Das vor 20 Jahren eingeweihte Mahnmal lässt das Grauen und die Hoffnungslosigkeit der Menschen erahnen. Auf 186 Stahlgussplatten, von denen jede für einen Zug in die Konzentrationslager steht, stehen Darum der Abfahrt, Anzahl der Deportierten und Bestimmungsort des Zugs. Zusätzlich ließ man den bereits abgetragenen Bahnsteig auf einer Länge von ca. 160 Metern wieder aufbauen. Am 18. Oktober ist es 77 Jahre her, dass die erste Fahrt in den Tod am Bahnhof Grunewald startete. Mehrere Mahnmale erinnern an dieses Datum. Bereits 1953 brachte eine kleine Gruppe eine Gedenktafel zur Erinnerung an die Deportationen am Signalhaus an. Diese Tafel wurde einige Zeit später wieder entfernt. 1973 wurde erneut eine Gedenktafel angebracht, die 1986 durch einen Diebstahl verschwand. Am 46. Jahrestag des ersten Deportationszug, dem 18. Oktober 1987 errichtete die Frauengruppe der evangelischen Grunewald-Gemeinde auf dem Bahnhofsvorplatz ein Mahnmal, das aus drei Eisenbahnschwellen bestand, von denen eine senkrecht stand. Auf einer Schwelle befand sich eine Messingplatte mit Erinnerungsinschrift. Nachdem die Initiatorinnen aus Altersgründen nicht mehr in der Lage waren, das Mahnmal zu pflegen, wuchs es zu. Die Messingplatte wurde gestohlen. 2005 ließ man es in vereinfachter Form wieder aufbauen und erneut eine Messingplatte montieren.
Seit 1991 steht ein 18 Meter langer Betonblock mit schemenhaften Umrissen deportierter Menschen vor Ort. Der Entwurf stammt von dem polnischen Künstler Karol Broniatowski. Das zentrale Denkmal befindet sich hingegen entlang des Gleises.

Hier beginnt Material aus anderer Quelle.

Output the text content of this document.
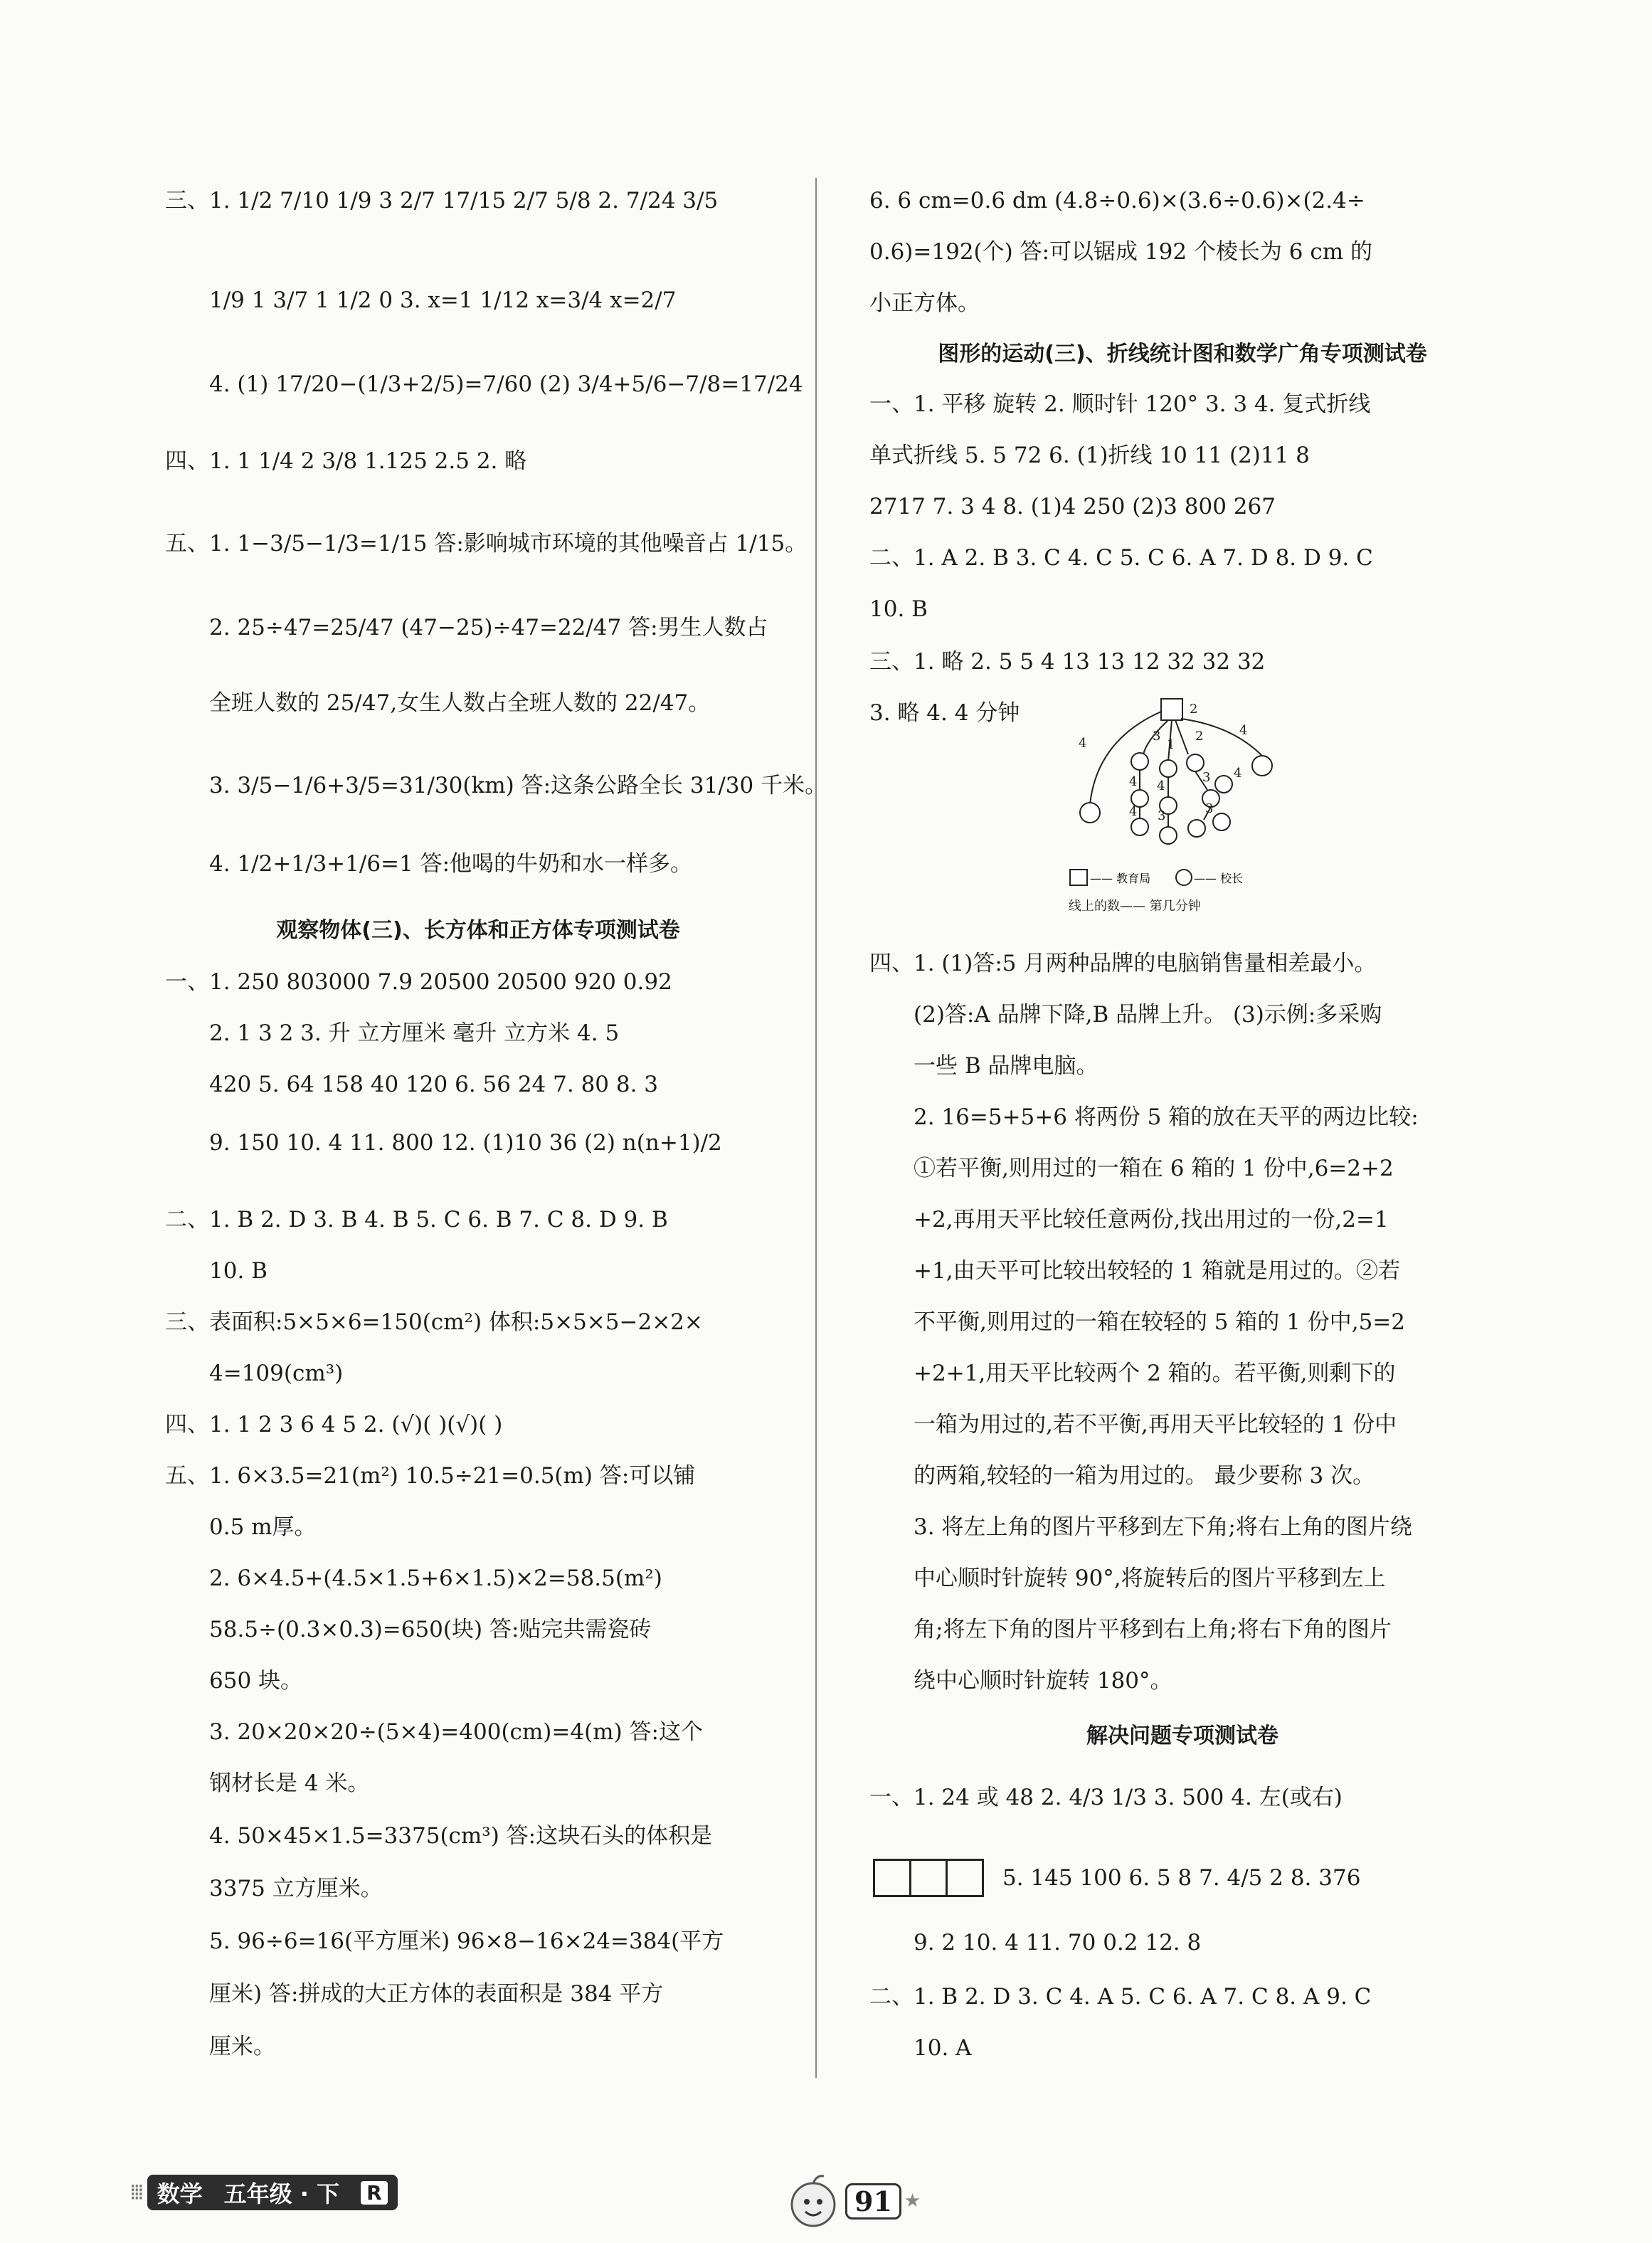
三、1. 1/2 7/10 1/9 3 2/7 17/15 2/7 5/8 2. 7/24 3/5
1/9 1 3/7 1 1/2 0 3. x=1 1/12 x=3/4 x=2/7
4. (1) 17/20−(1/3+2/5)=7/60 (2) 3/4+5/6−7/8=17/24
四、1. 1 1/4 2 3/8 1.125 2.5 2. 略
五、1. 1−3/5−1/3=1/15 答:影响城市环境的其他噪音占 1/15。
2. 25÷47=25/47 (47−25)÷47=22/47 答:男生人数占
全班人数的 25/47,女生人数占全班人数的 22/47。
3. 3/5−1/6+3/5=31/30(km) 答:这条公路全长 31/30 千米。
4. 1/2+1/3+1/6=1 答:他喝的牛奶和水一样多。
观察物体(三)、长方体和正方体专项测试卷
一、1. 250 803000 7.9 20500 20500 920 0.92
2. 1 3 2 3. 升 立方厘米 毫升 立方米 4. 5
420 5. 64 158 40 120 6. 56 24 7. 80 8. 3
9. 150 10. 4 11. 800 12. (1)10 36 (2) n(n+1)/2
二、1. B 2. D 3. B 4. B 5. C 6. B 7. C 8. D 9. B
10. B
三、表面积:5×5×6=150(cm²) 体积:5×5×5−2×2×
4=109(cm³)
四、1. 1 2 3 6 4 5 2. (√)( )(√)( )
五、1. 6×3.5=21(m²) 10.5÷21=0.5(m) 答:可以铺
0.5 m厚。
2. 6×4.5+(4.5×1.5+6×1.5)×2=58.5(m²)
58.5÷(0.3×0.3)=650(块) 答:贴完共需瓷砖
650 块。
3. 20×20×20÷(5×4)=400(cm)=4(m) 答:这个
钢材长是 4 米。
4. 50×45×1.5=3375(cm³) 答:这块石头的体积是
3375 立方厘米。
5. 96÷6=16(平方厘米) 96×8−16×24=384(平方
厘米) 答:拼成的大正方体的表面积是 384 平方
厘米。
6. 6 cm=0.6 dm (4.8÷0.6)×(3.6÷0.6)×(2.4÷
0.6)=192(个) 答:可以锯成 192 个棱长为 6 cm 的
小正方体。
图形的运动(三)、折线统计图和数学广角专项测试卷
一、1. 平移 旋转 2. 顺时针 120° 3. 3 4. 复式折线
单式折线 5. 5 72 6. (1)折线 10 11 (2)11 8
2717 7. 3 4 8. (1)4 250 (2)3 800 267
二、1. A 2. B 3. C 4. C 5. C 6. A 7. D 8. D 9. C
10. B
三、1. 略 2. 5 5 4 13 13 12 32 32 32
3. 略 4. 4 分钟
4
2
3
1
2	4
4 4
3 4
4 3	3
—— 教育局	—— 校长
线上的数—— 第几分钟
四、1. (1)答:5 月两种品牌的电脑销售量相差最小。
(2)答:A 品牌下降,B 品牌上升。 (3)示例:多采购
一些 B 品牌电脑。
2. 16=5+5+6 将两份 5 箱的放在天平的两边比较:
①若平衡,则用过的一箱在 6 箱的 1 份中,6=2+2
+2,再用天平比较任意两份,找出用过的一份,2=1
+1,由天平可比较出较轻的 1 箱就是用过的。②若
不平衡,则用过的一箱在较轻的 5 箱的 1 份中,5=2
+2+1,用天平比较两个 2 箱的。若平衡,则剩下的
一箱为用过的,若不平衡,再用天平比较轻的 1 份中
的两箱,较轻的一箱为用过的。 最少要称 3 次。
3. 将左上角的图片平移到左下角;将右上角的图片绕
中心顺时针旋转 90°,将旋转后的图片平移到左上
角;将左下角的图片平移到右上角;将右下角的图片
绕中心顺时针旋转 180°。
解决问题专项测试卷
一、1. 24 或 48 2. 4/3 1/3 3. 500 4. 左(或右)
5. 145 100 6. 5 8 7. 4/5 2 8. 376
9. 2 10. 4 11. 70 0.2 12. 8
二、1. B 2. D 3. C 4. A 5. C 6. A 7. C 8. A 9. C
10. A
⁞⁞⁞ 数学 五年级 · 下 R	91 ★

Auf 186 Stahlgussobjekten, von denen jedes für einen Zug steht, der die Menschen in die Konzentrationslager brachten, stehen Datum der Abfahrt, Anzahl der Deportierten und das Ziel des Zuges. Zusätzlich wurde der bereits abgetragene Bahnsteig auf einer Länge von ca. 160 Metern wieder aufgebaut. 2012 pflanzte Lukacz Sorowiec im Rahmen der Biennale Birken aus der Umgebung der Gedenkstätte Auschwitz-Birkenau auf dem Bahnhofsvorplatz.